The first step is always to look after yourself emotionally and physically. If you are leaving a situation of family violence, it is imperative that you seek the necessary help- whether that be the police to put in place measures to protect you or seeking assistance from a family violence support service. If you are struggling emotionally with the breakdown the relationship, we recommend parties seek help from a counsellor or other qualified professional, or at a minimum have a close friend or family member to discuss matters with to meet their emotional needs.
Next, you may need to consider what parenting aspects of the relationship need to be discussed. If appropriate, it is often worth the parties having a discussion about the matter to determine who the kids will live with, how much time they will spend with each party and other parenting issues.

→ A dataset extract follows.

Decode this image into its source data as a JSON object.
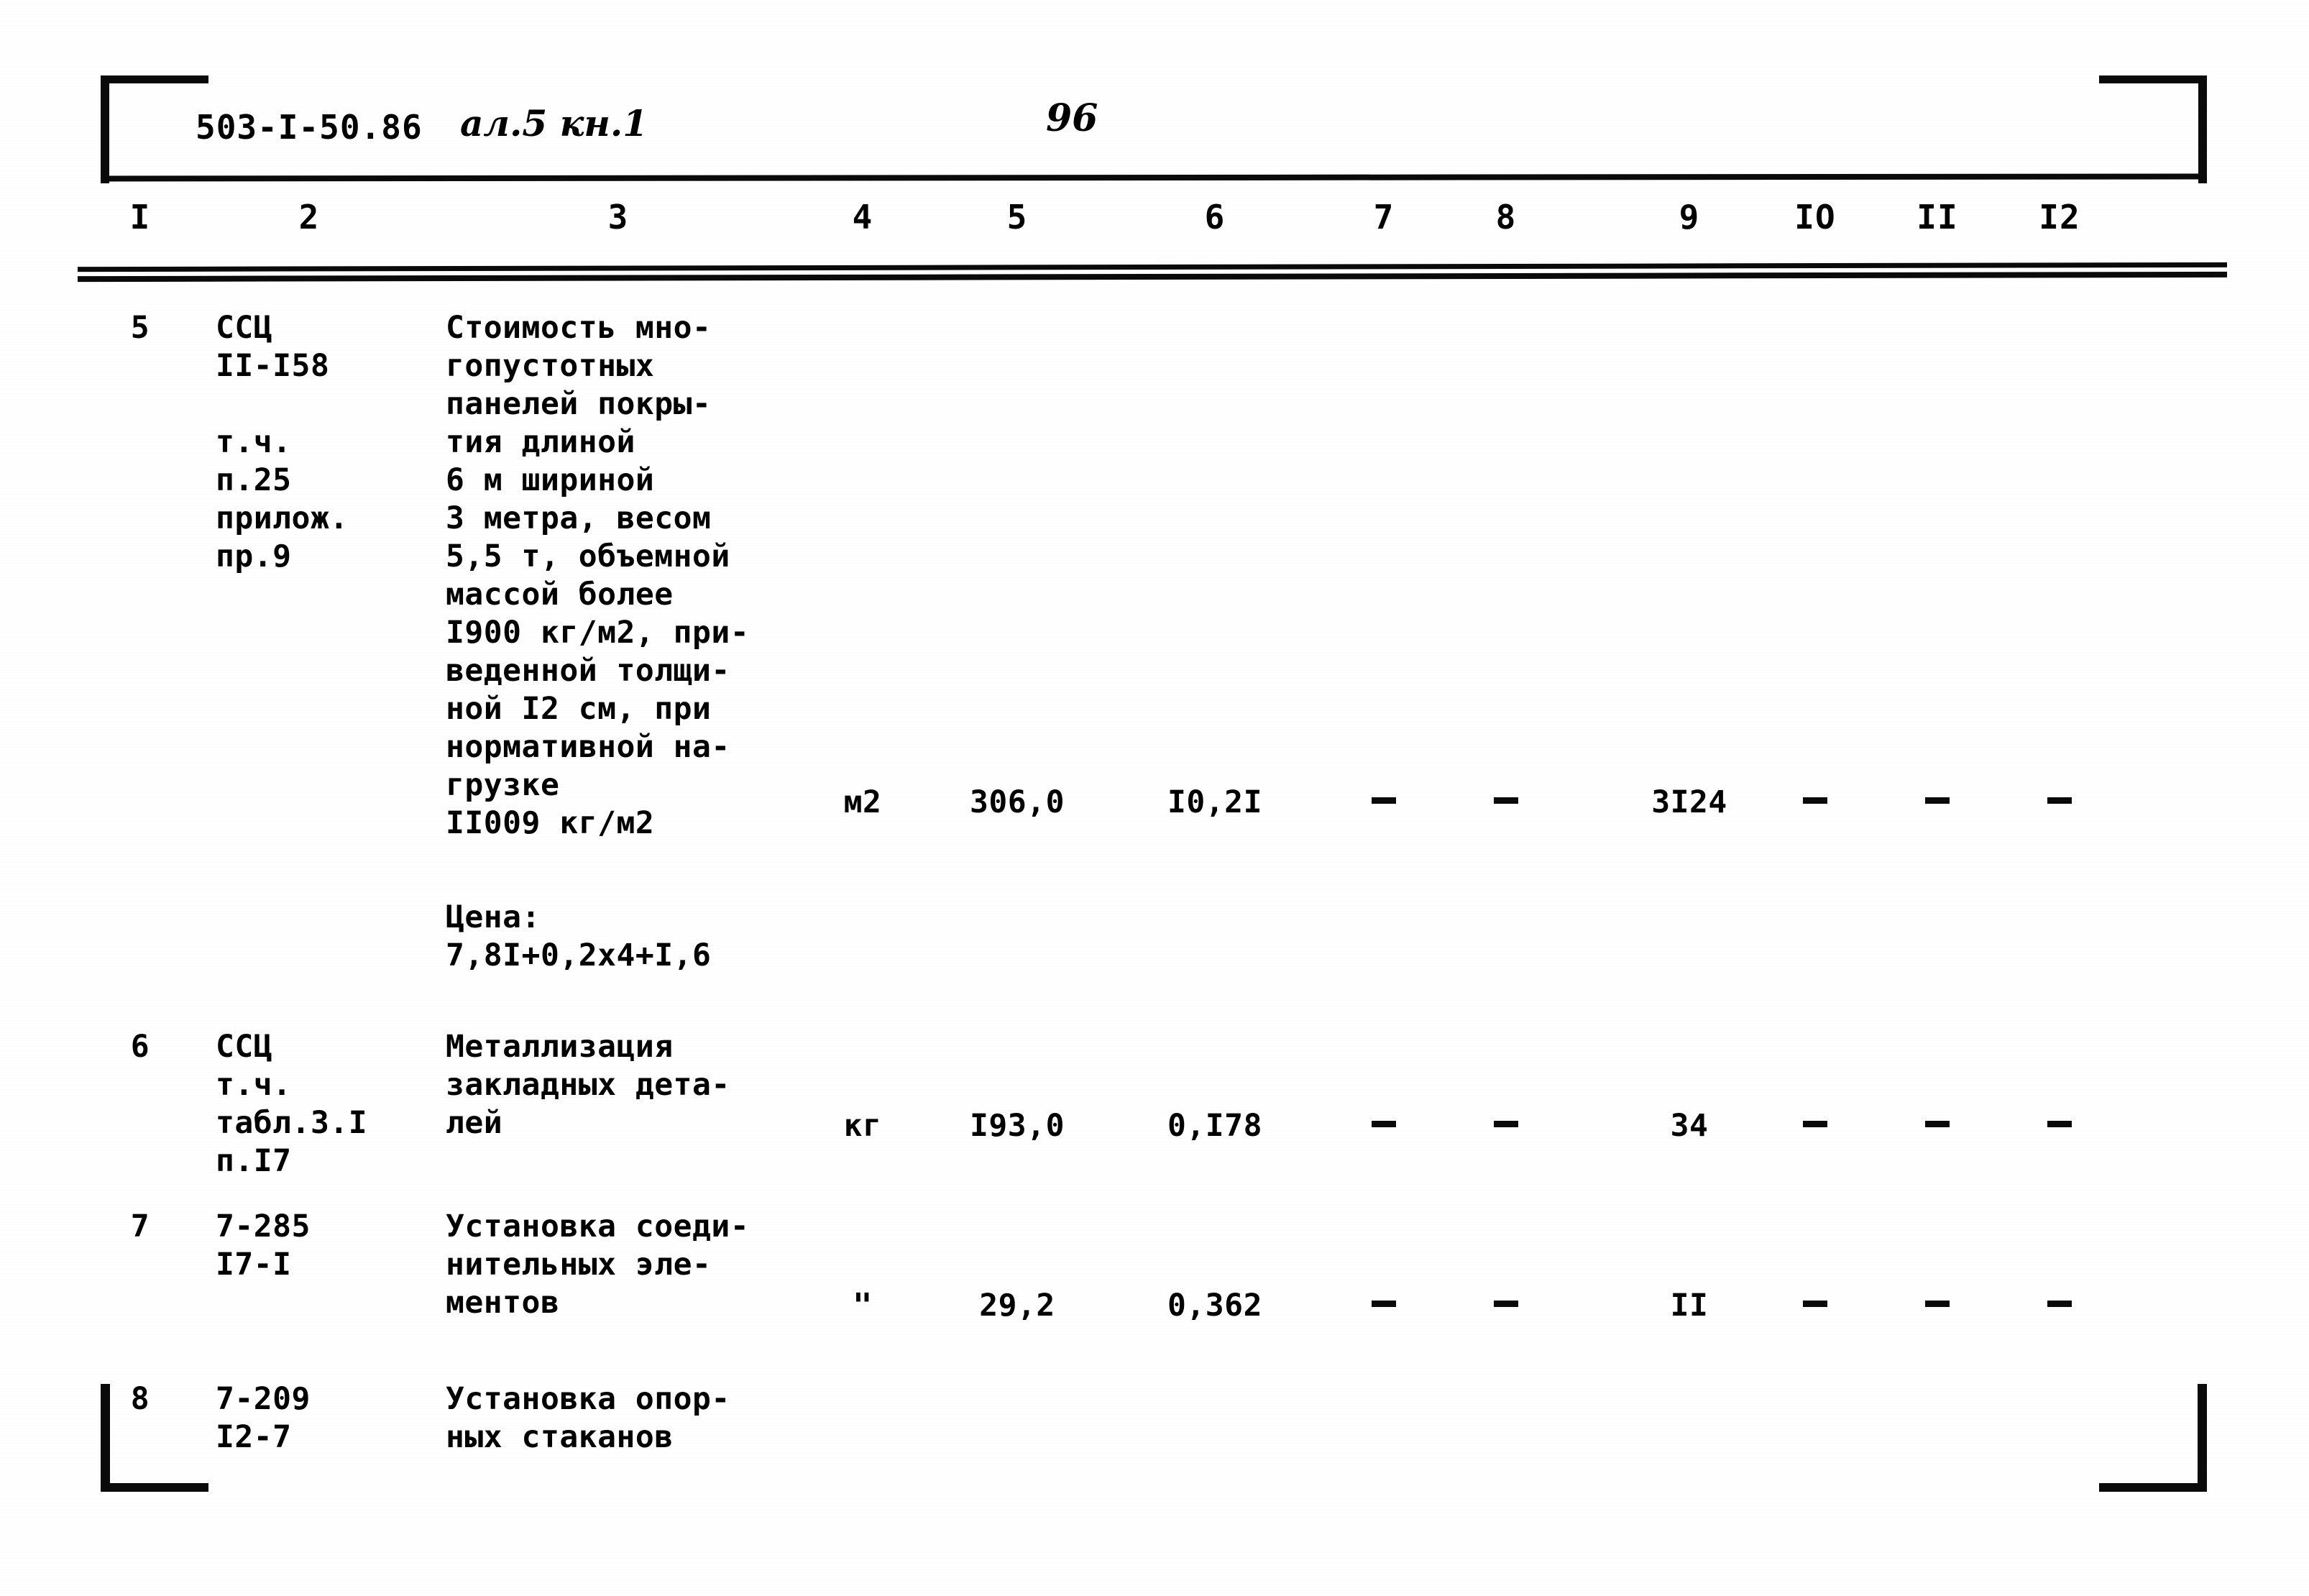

The situation is always easier where parties can have that discussion and come to an agreement. If no agreement can be reached, or a discussion is not appropriate, the parties may consider going to Family Dispute Resolution. This is a form of mediation which is facilitated by an independent third party. Although they cannot make binding decision, they will facilitate an open discussion between parties to try and assist them in coming to their own resolution.

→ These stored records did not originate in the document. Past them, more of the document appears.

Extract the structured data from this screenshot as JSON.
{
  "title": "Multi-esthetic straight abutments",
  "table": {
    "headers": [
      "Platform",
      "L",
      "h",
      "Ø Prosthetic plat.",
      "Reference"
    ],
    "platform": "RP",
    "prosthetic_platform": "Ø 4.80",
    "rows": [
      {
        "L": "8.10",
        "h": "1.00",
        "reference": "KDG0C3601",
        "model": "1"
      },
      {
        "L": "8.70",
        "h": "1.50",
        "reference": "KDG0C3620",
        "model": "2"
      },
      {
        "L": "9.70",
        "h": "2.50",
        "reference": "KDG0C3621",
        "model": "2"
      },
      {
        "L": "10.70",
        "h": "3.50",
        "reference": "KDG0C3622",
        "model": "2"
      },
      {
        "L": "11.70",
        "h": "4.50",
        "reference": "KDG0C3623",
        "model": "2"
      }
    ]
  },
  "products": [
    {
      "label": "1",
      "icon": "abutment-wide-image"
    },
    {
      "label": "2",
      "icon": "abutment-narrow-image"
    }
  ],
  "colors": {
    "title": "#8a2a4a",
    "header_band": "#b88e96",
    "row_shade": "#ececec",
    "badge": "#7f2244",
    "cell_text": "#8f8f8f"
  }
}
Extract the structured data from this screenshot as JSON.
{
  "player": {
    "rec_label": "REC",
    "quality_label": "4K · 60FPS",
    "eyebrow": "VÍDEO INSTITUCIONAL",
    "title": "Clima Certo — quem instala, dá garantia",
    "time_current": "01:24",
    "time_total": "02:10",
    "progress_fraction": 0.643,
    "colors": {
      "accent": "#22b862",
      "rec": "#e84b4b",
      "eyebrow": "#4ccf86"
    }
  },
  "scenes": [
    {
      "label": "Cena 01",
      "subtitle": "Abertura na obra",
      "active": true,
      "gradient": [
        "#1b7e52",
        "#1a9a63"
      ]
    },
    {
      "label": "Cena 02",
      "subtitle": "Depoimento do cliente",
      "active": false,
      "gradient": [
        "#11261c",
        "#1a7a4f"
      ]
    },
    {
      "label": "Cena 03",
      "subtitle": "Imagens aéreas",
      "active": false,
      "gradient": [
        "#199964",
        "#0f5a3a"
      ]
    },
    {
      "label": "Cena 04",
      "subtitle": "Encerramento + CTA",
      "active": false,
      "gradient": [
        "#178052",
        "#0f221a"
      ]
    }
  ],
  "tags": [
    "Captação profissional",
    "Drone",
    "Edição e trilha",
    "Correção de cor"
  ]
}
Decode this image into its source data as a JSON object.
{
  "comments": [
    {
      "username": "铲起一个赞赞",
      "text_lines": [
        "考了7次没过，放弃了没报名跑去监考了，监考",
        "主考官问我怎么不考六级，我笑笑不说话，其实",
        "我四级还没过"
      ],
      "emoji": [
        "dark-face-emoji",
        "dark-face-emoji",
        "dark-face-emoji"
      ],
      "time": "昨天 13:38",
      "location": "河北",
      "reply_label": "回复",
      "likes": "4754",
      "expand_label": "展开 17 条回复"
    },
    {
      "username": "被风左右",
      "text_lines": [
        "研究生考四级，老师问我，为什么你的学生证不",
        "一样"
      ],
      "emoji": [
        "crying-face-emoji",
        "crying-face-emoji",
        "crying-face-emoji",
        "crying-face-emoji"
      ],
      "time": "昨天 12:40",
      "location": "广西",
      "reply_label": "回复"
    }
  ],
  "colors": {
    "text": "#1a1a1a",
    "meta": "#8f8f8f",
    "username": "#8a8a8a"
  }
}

Parties also need to consider the financial aspects of separation, particularly if the parties’ assets are intertwined. The first step to any financial resolution in family law is to determine what the asset pool is (the parties’ property, superannuation, funds and liabilities). This helps to work out what there is to be split up. We do this by exchanging financial disclosure, which is copies of bank statements, superannuation statements, valuations of homes and details of any other asset or liability. It may be prudent to start collating this information, especially if you need to have property valued.
If your former partner owns a property, like a second house, that you are not on the title for, it may be appropriate for you to lodge a caveat on the property. This registers your interest in the property and will prevent it from being sold without your knowledge, meaning that some of the asset pool is not disposed of without your knowledge.

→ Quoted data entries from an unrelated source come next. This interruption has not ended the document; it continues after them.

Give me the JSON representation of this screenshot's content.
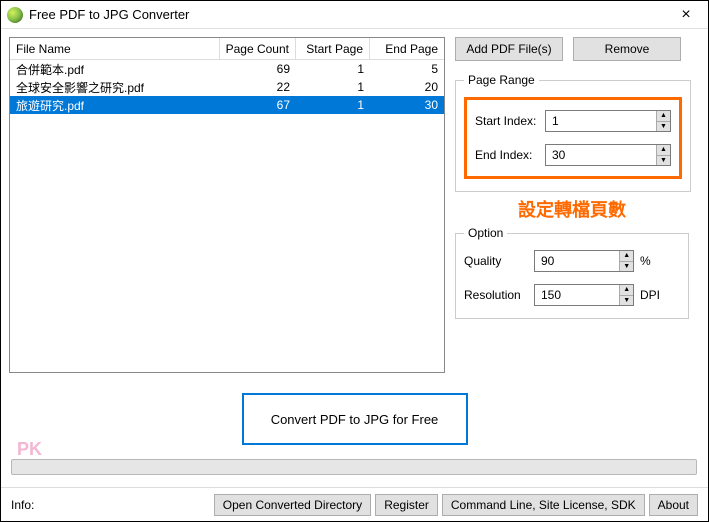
{
  "window": {
    "title": "Free PDF to JPG Converter",
    "close": "×"
  },
  "columns": {
    "filename": "File Name",
    "pagecount": "Page Count",
    "startpage": "Start Page",
    "endpage": "End Page"
  },
  "files": [
    {
      "name": "合併範本.pdf",
      "pages": "69",
      "start": "1",
      "end": "5"
    },
    {
      "name": "全球安全影響之研究.pdf",
      "pages": "22",
      "start": "1",
      "end": "20"
    },
    {
      "name": "旅遊研究.pdf",
      "pages": "67",
      "start": "1",
      "end": "30"
    }
  ],
  "buttons": {
    "add": "Add PDF File(s)",
    "remove": "Remove",
    "convert": "Convert PDF to JPG for Free",
    "opendir": "Open Converted Directory",
    "register": "Register",
    "cmdline": "Command Line, Site License, SDK",
    "about": "About"
  },
  "pageRange": {
    "legend": "Page Range",
    "startLabel": "Start Index:",
    "endLabel": "End Index:",
    "start": "1",
    "end": "30"
  },
  "option": {
    "legend": "Option",
    "qualityLabel": "Quality",
    "quality": "90",
    "qualitySuffix": "%",
    "resolutionLabel": "Resolution",
    "resolution": "150",
    "resolutionSuffix": "DPI"
  },
  "annotation": "設定轉檔頁數",
  "footer": {
    "info": "Info:"
  },
  "watermark": "PK"
}
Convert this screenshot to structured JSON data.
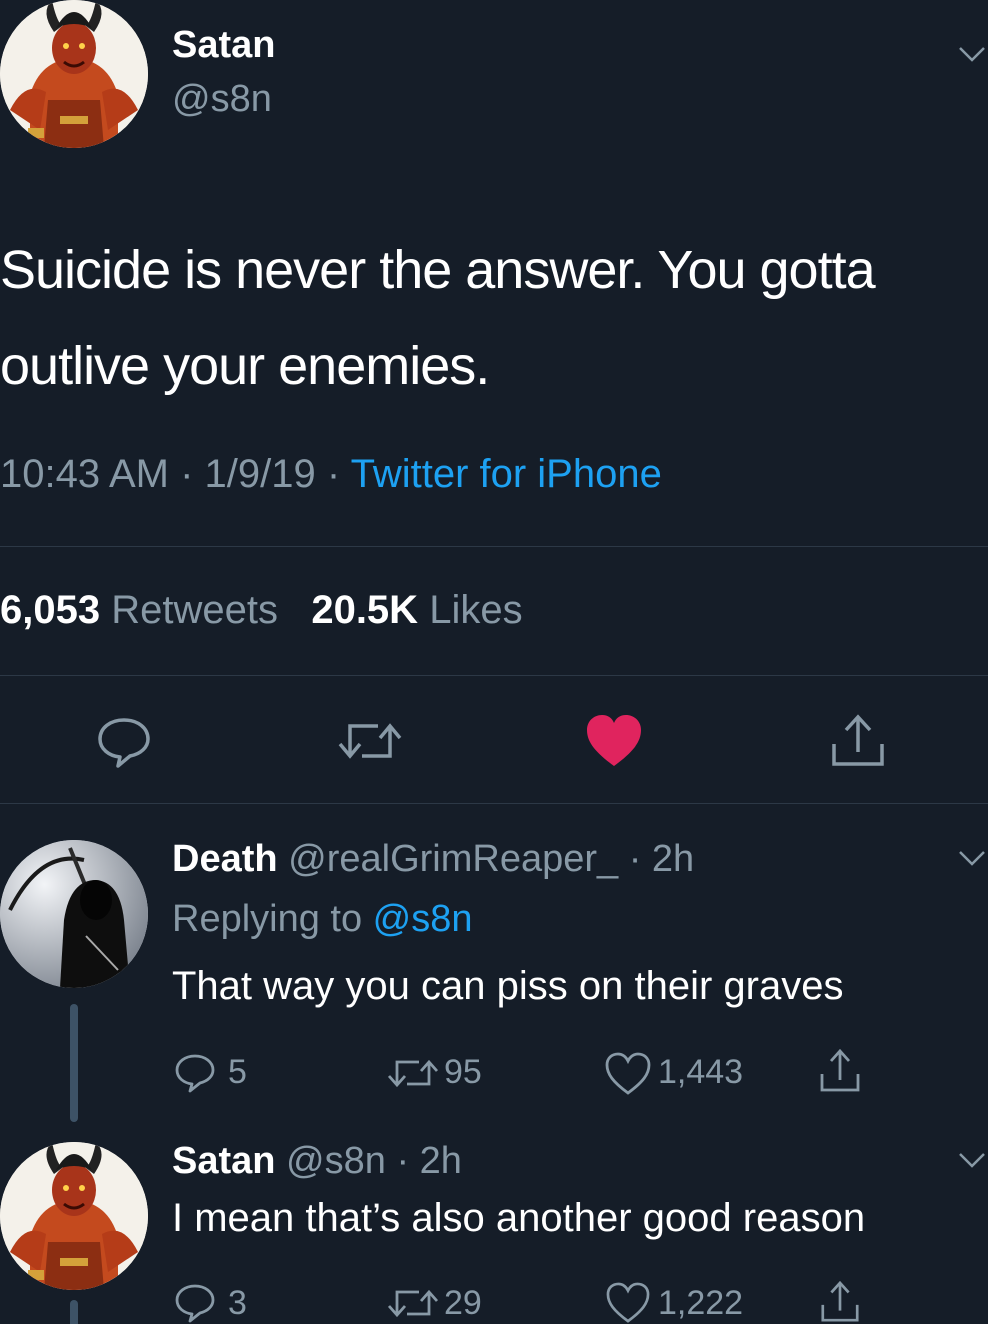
{
  "main_tweet": {
    "author_name": "Satan",
    "author_handle": "@s8n",
    "text": "Suicide is never the answer. You gotta outlive your enemies.",
    "time": "10:43 AM · 1/9/19 · ",
    "source": "Twitter for iPhone",
    "retweets_count": "6,053",
    "retweets_label": "Retweets",
    "likes_count": "20.5K",
    "likes_label": "Likes",
    "liked": true,
    "like_color": "#e0245e"
  },
  "replies": [
    {
      "author_name": "Death",
      "meta": "@realGrimReaper_ · 2h",
      "replying_prefix": "Replying to ",
      "replying_to": "@s8n",
      "text": "That way you can piss on their graves",
      "reply_count": "5",
      "retweet_count": "95",
      "like_count": "1,443"
    },
    {
      "author_name": "Satan",
      "meta": "@s8n · 2h",
      "text": "I mean that’s also another good reason",
      "reply_count": "3",
      "retweet_count": "29",
      "like_count": "1,222"
    }
  ],
  "colors": {
    "background": "#151d28",
    "muted": "#8899a6",
    "link": "#1da1f2",
    "divider": "#2c3846"
  }
}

Regardless of your circumstances, we recommend that once separated you come see a lawyer for some initial advice. Some parties even come to see a lawyer while considering whether they are going to formally leave their relationship. We can not only help you determine what issues are afoot, but advise on the best ways to resolve the matter formally to prevent issues arising in the future. As lawyers, we are also able to help set your expectation as to what a reasonableoutcome of your dispute.
By consulting a lawyer early on in the separation process, we can help equip you with the tools to move forward.